The pilot project was launched in late May 2014 and covered 36 corn fields. Approximately five hundred sensors were installed, each of them transmitting the soil moisture readings four times a day. The data from the humidity sensors, separated by an area of tens of square kilometers, were received by one base station and transferred to the server of the company via a local network. Based on the data obtained, a visual model of fields with a color gradient was constructed. Plots with permissible humidity and areas requiring irrigation were visually displayed. As a result, water saving for irrigation of common areas for the four months of the test was 38% compared to the previous year. Test sites, irrigated according to the schedule in the usual way, required in some cases up to 60% more water than areas with installed humidity sensors.

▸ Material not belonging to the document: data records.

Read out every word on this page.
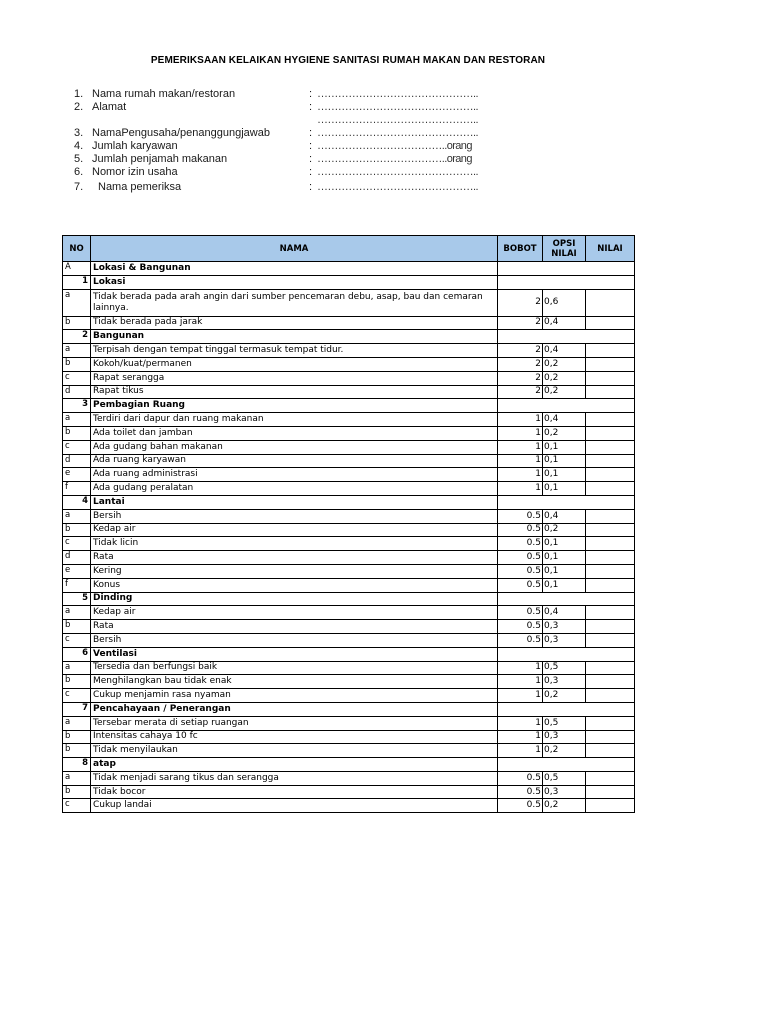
PEMERIKSAAN KELAIKAN HYGIENE SANITASI RUMAH MAKAN DAN RESTORAN
1. Nama rumah makan/restoran	: ………………………………………..
2. Alamat	: ………………………………………..
………………………………………..
3. NamaPengusaha/penanggungjawab	: ………………………………………..
4. Jumlah karyawan	: ………………………………..orang
5. Jumlah penjamah makanan	: ………………………………..orang
6. Nomor izin usaha	: ………………………………………..
7.	Nama pemeriksa	: ………………………………………..
NO	NAMA	BOBOT	OPSI NILAI	NILAI
A	Lokasi & Bangunan			
1	Lokasi			
a	Tidak berada pada arah angin dari sumber pencemaran debu, asap, bau dan cemaran lainnya.	2	0,6	
b	Tidak berada pada jarak	2	0,4	
2	Bangunan			
a	Terpisah dengan tempat tinggal termasuk tempat tidur.	2	0,4	
b	Kokoh/kuat/permanen	2	0,2	
c	Rapat serangga	2	0,2	
d	Rapat tikus	2	0,2	
3	Pembagian Ruang			
a	Terdiri dari dapur dan ruang makanan	1	0,4	
b	Ada toilet dan jamban	1	0,2	
c	Ada gudang bahan makanan	1	0,1	
d	Ada ruang karyawan	1	0,1	
e	Ada ruang administrasi	1	0,1	
f	Ada gudang peralatan	1	0,1	
4	Lantai			
a	Bersih	0.5	0,4	
b	Kedap air	0.5	0,2	
c	Tidak licin	0.5	0,1	
d	Rata	0.5	0,1	
e	Kering	0.5	0,1	
f	Konus	0.5	0,1	
5	Dinding			
a	Kedap air	0.5	0,4	
b	Rata	0.5	0,3	
c	Bersih	0.5	0,3	
6	Ventilasi			
a	Tersedia dan berfungsi baik	1	0,5	
b	Menghilangkan bau tidak enak	1	0,3	
c	Cukup menjamin rasa nyaman	1	0,2	
7	Pencahayaan / Penerangan			
a	Tersebar merata di setiap ruangan	1	0,5	
b	Intensitas cahaya 10 fc	1	0,3	
b	Tidak menyilaukan	1	0,2	
8	atap			
a	Tidak menjadi sarang tikus dan serangga	0.5	0,5	
b	Tidak bocor	0.5	0,3	
c	Cukup landai	0.5	0,2	
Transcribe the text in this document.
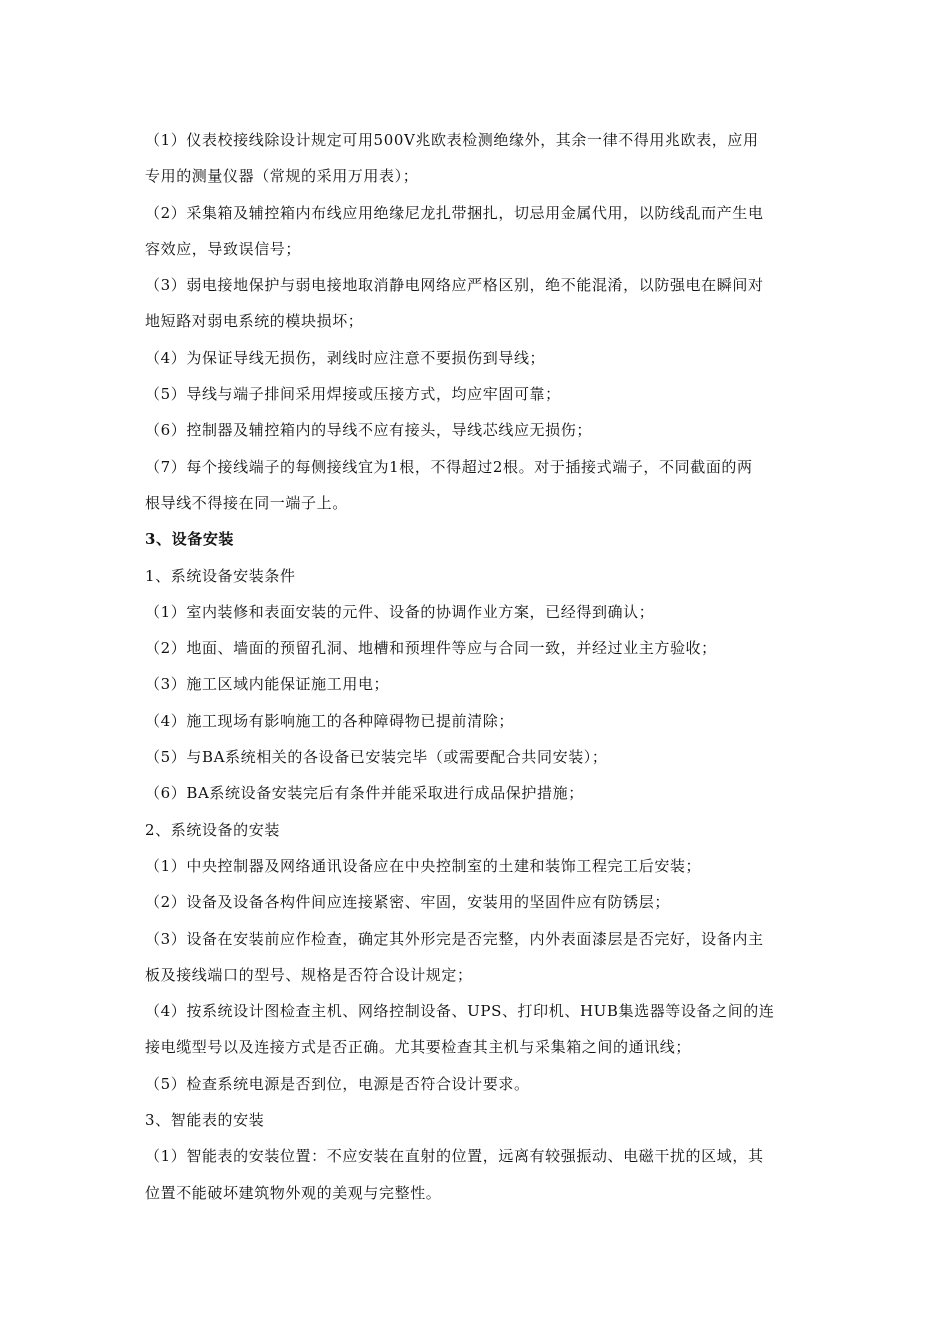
（1）仪表校接线除设计规定可用500V兆欧表检测绝缘外，其余一律不得用兆欧表，应用
专用的测量仪器（常规的采用万用表）；
（2）采集箱及辅控箱内布线应用绝缘尼龙扎带捆扎，切忌用金属代用，以防线乱而产生电
容效应，导致误信号；
（3）弱电接地保护与弱电接地取消静电网络应严格区别，绝不能混淆，以防强电在瞬间对
地短路对弱电系统的模块损坏；
（4）为保证导线无损伤，剥线时应注意不要损伤到导线；
（5）导线与端子排间采用焊接或压接方式，均应牢固可靠；
（6）控制器及辅控箱内的导线不应有接头，导线芯线应无损伤；
（7）每个接线端子的每侧接线宜为1根，不得超过2根。对于插接式端子，不同截面的两
根导线不得接在同一端子上。
3、设备安装
1、系统设备安装条件
（1）室内装修和表面安装的元件、设备的协调作业方案，已经得到确认；
（2）地面、墙面的预留孔洞、地槽和预埋件等应与合同一致，并经过业主方验收；
（3）施工区域内能保证施工用电；
（4）施工现场有影响施工的各种障碍物已提前清除；
（5）与BA系统相关的各设备已安装完毕（或需要配合共同安装）；
（6）BA系统设备安装完后有条件并能采取进行成品保护措施；
2、系统设备的安装
（1）中央控制器及网络通讯设备应在中央控制室的土建和装饰工程完工后安装；
（2）设备及设备各构件间应连接紧密、牢固，安装用的坚固件应有防锈层；
（3）设备在安装前应作检查，确定其外形完是否完整，内外表面漆层是否完好，设备内主
板及接线端口的型号、规格是否符合设计规定；
（4）按系统设计图检查主机、网络控制设备、UPS、打印机、HUB集选器等设备之间的连
接电缆型号以及连接方式是否正确。尤其要检查其主机与采集箱之间的通讯线；
（5）检查系统电源是否到位，电源是否符合设计要求。
3、智能表的安装
（1）智能表的安装位置：不应安装在直射的位置，远离有较强振动、电磁干扰的区域，其
位置不能破坏建筑物外观的美观与完整性。
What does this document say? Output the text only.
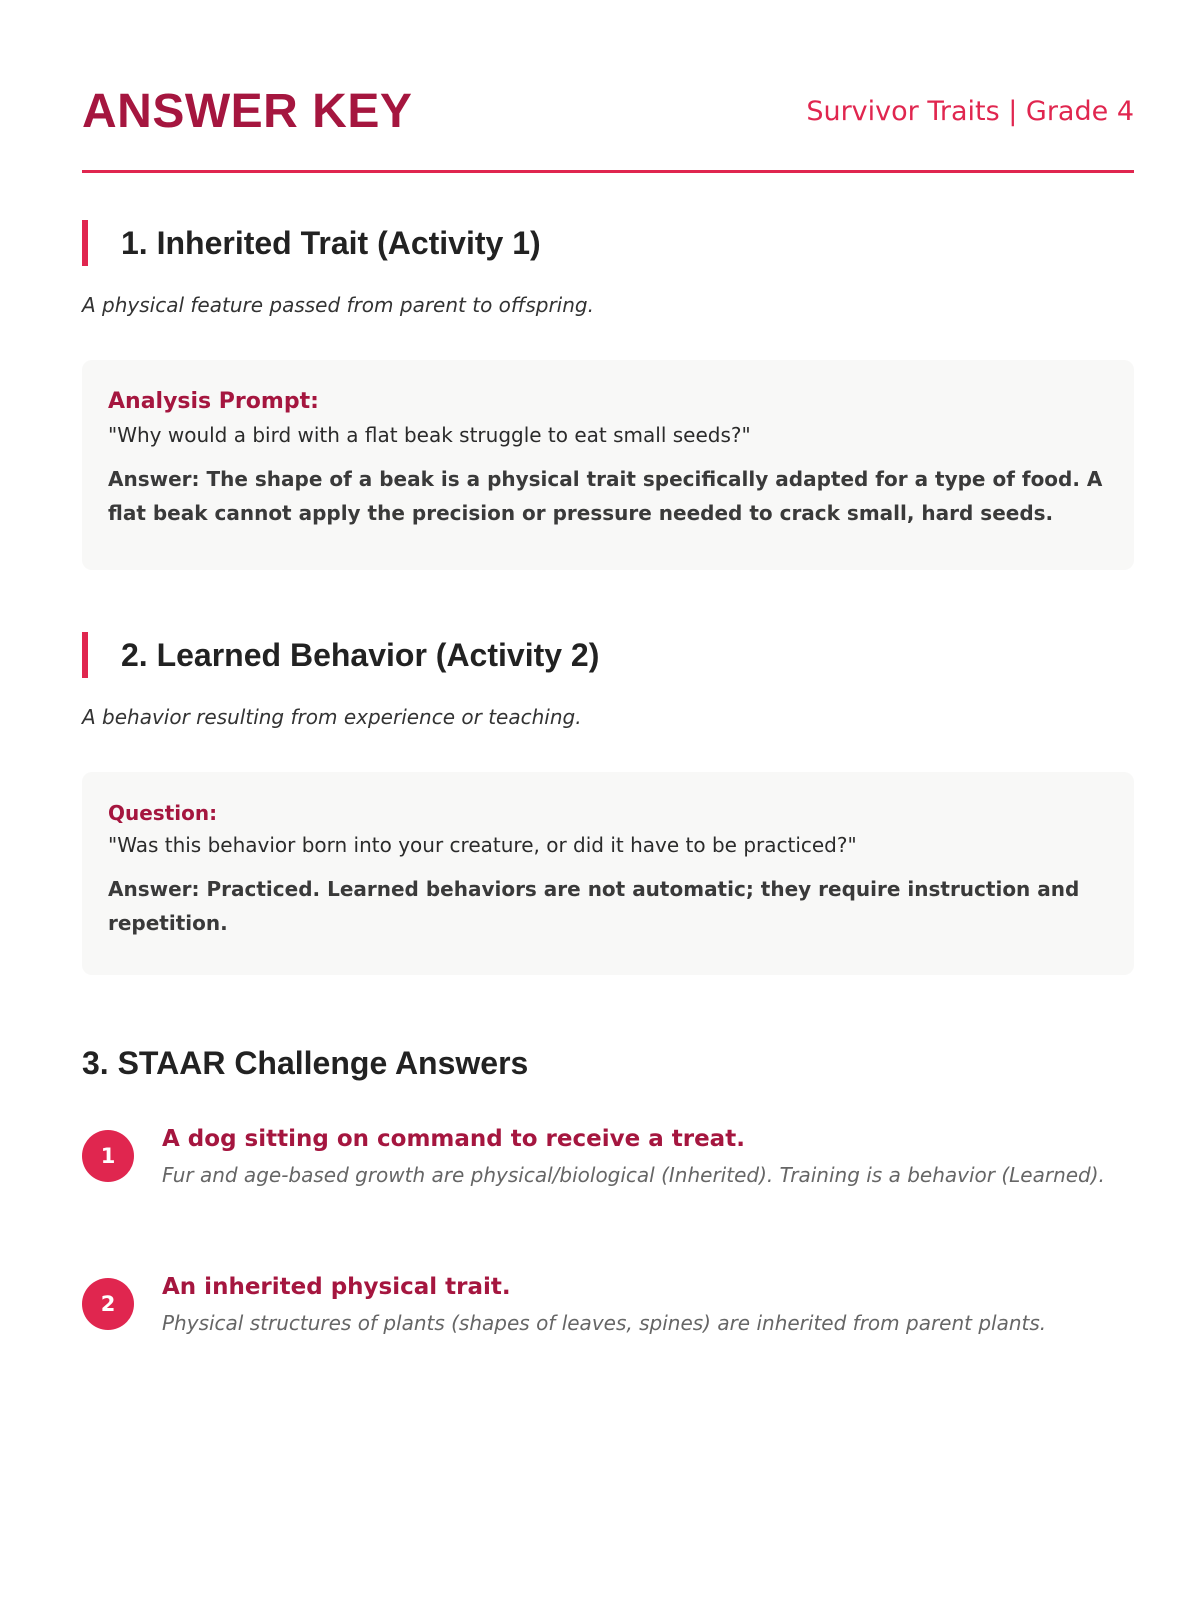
ANSWER KEY	Survivor Traits | Grade 4
1. Inherited Trait (Activity 1)

A physical feature passed from parent to offspring.

Analysis Prompt:

"Why would a bird with a flat beak struggle to eat small seeds?"

Answer: The shape of a beak is a physical trait specifically adapted for a type of food. A flat beak cannot apply the precision or pressure needed to crack small, hard seeds.

2. Learned Behavior (Activity 2)

A behavior resulting from experience or teaching.

Question:

"Was this behavior born into your creature, or did it have to be practiced?"

Answer: Practiced. Learned behaviors are not automatic; they require instruction and repetition.

3. STAAR Challenge Answers
1

A dog sitting on command to receive a treat.

Fur and age-based growth are physical/biological (Inherited). Training is a behavior (Learned).

2

An inherited physical trait.

Physical structures of plants (shapes of leaves, spines) are inherited from parent plants.
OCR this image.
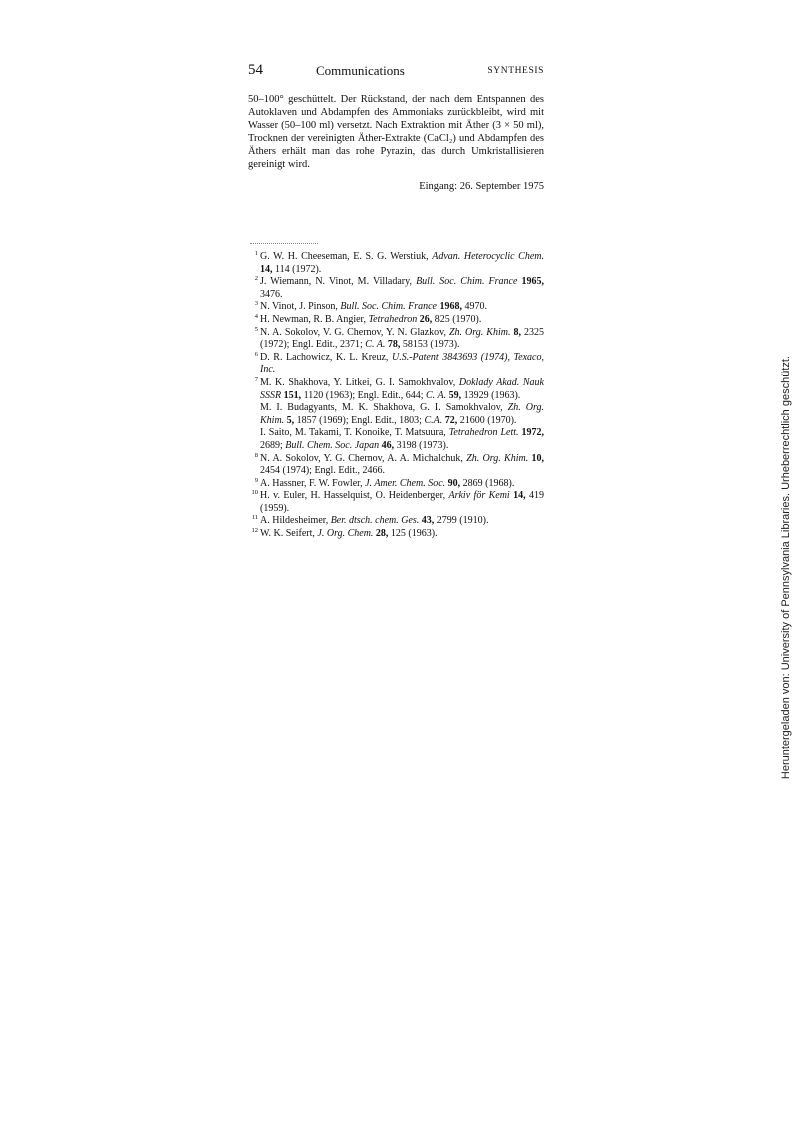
54	Communications	SYNTHESIS

50–100° geschüttelt. Der Rückstand, der nach dem Entspannen des Autoklaven und Abdampfen des Ammoniaks zurückbleibt, wird mit Wasser (50–100 ml) versetzt. Nach Extraktion mit Äther (3 × 50 ml), Trocknen der vereinigten Äther-Extrakte (CaCl₂) und Abdampfen des Äthers erhält man das rohe Pyrazin, das durch Umkristallisieren gereinigt wird.

Eingang: 26. September 1975
1 G. W. H. Cheeseman, E. S. G. Werstiuk, Advan. Heterocyclic Chem. 14, 114 (1972).

2 J. Wiemann, N. Vinot, M. Villadary, Bull. Soc. Chim. France 1965, 3476.

3 N. Vinot, J. Pinson, Bull. Soc. Chim. France 1968, 4970.

4 H. Newman, R. B. Angier, Tetrahedron 26, 825 (1970).

5 N. A. Sokolov, V. G. Chernov, Y. N. Glazkov, Zh. Org. Khim. 8, 2325 (1972); Engl. Edit., 2371; C. A. 78, 58153 (1973).

6 D. R. Lachowicz, K. L. Kreuz, U.S.-Patent 3843693 (1974), Texaco, Inc.

7 M. K. Shakhova, Y. Litkei, G. I. Samokhvalov, Doklady Akad. Nauk SSSR 151, 1120 (1963); Engl. Edit., 644; C. A. 59, 13929 (1963).

M. I. Budagyants, M. K. Shakhova, G. I. Samokhvalov, Zh. Org. Khim. 5, 1857 (1969); Engl. Edit., 1803; C.A. 72, 21600 (1970).

I. Saito, M. Takami, T. Konoike, T. Matsuura, Tetrahedron Lett. 1972, 2689; Bull. Chem. Soc. Japan 46, 3198 (1973).

8 N. A. Sokolov, Y. G. Chernov, A. A. Michalchuk, Zh. Org. Khim. 10, 2454 (1974); Engl. Edit., 2466.

9 A. Hassner, F. W. Fowler, J. Amer. Chem. Soc. 90, 2869 (1968).

10 H. v. Euler, H. Hasselquist, O. Heidenberger, Arkiv för Kemi 14, 419 (1959).

11 A. Hildesheimer, Ber. dtsch. chem. Ges. 43, 2799 (1910).

12 W. K. Seifert, J. Org. Chem. 28, 125 (1963).	Heruntergeladen von: University of Pennsylvania Libraries. Urheberrechtlich geschützt.
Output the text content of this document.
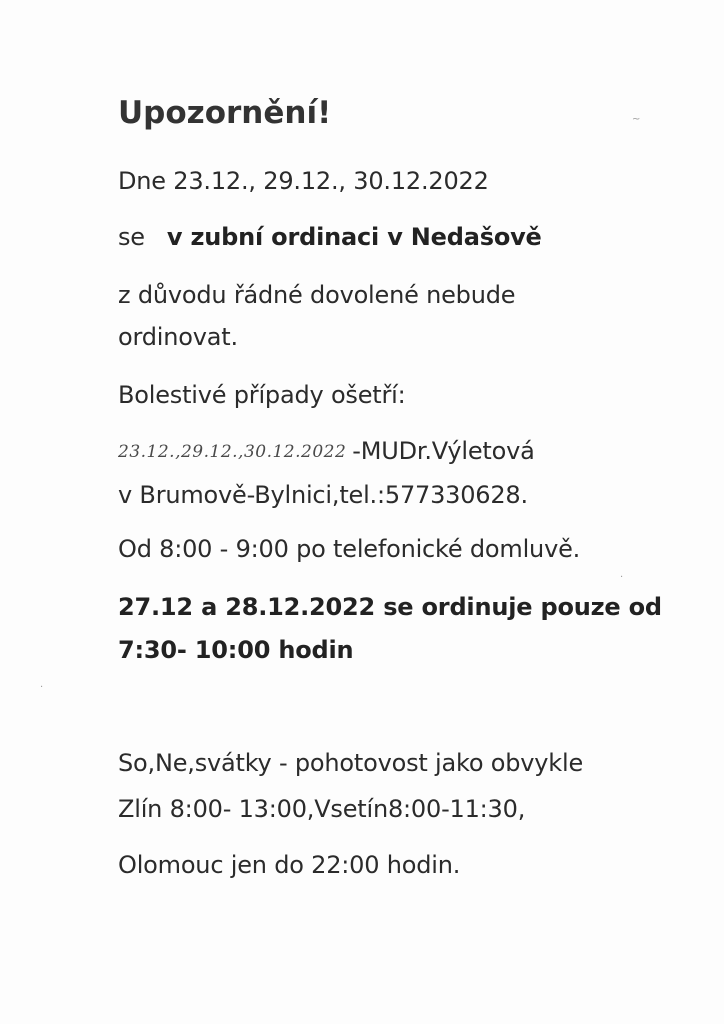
Upozornění!
Dne 23.12., 29.12., 30.12.2022
se v zubní ordinaci v Nedašově
z důvodu řádné dovolené nebude
ordinovat.
Bolestivé případy ošetří:
23.12.,29.12.,30.12.2022 -MUDr.Výletová
v Brumově-Bylnici,tel.:577330628.
Od 8:00 - 9:00 po telefonické domluvě.
27.12 a 28.12.2022 se ordinuje pouze od
7:30- 10:00 hodin
So,Ne,svátky - pohotovost jako obvykle
Zlín 8:00- 13:00,Vsetín8:00-11:30,
Olomouc jen do 22:00 hodin.
~
·
·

Growth drivers of the Internet solutions market of things in agribusiness
A key criteria of "smart" technology usage in agriculture sphere is the implementation profitability. The decision on automation should correspond to economic realities of our market and pay off in acceptable terms. If the investments justify the result, then it can be implemented.
There is a number of growth drivers of the IoT-solutions market used in agribusiness, such as cost decrease of sensors and controllers with support of IoT.
The infrastructure existence is one of the main constraints for the usage of the Internet of Things. Therefore, solutions based on LPWAN-technologies are in great demand in agriculture. The advantages of LPWAN are the high autonomy of the devices from a single battery (up to 10 years without recharging), in the simplicity of network deployment and the low cost of the entire infrastructure.
Internet of Things usage in winemaking
By virtue of the Internet of Things usage and, as a result, the increase of industry efficiency, enterprises and private wineries will be able to control the air humidity, temperature and activity of the sun remotely and in real time. Monitoring will help reduce costs, reduce the dependence of the finished product on the weather, and improve its quality.
A certain set of sensors can detect the appearance of various pests and diseases (such as Erysiphales (powdery mildews), etc.). Based on the information received, the user will be able to localize the necessary tools to eliminate disease and destroy pests. Thus, timely information will help to significantly reduce costs and minimize the risks of crop loss.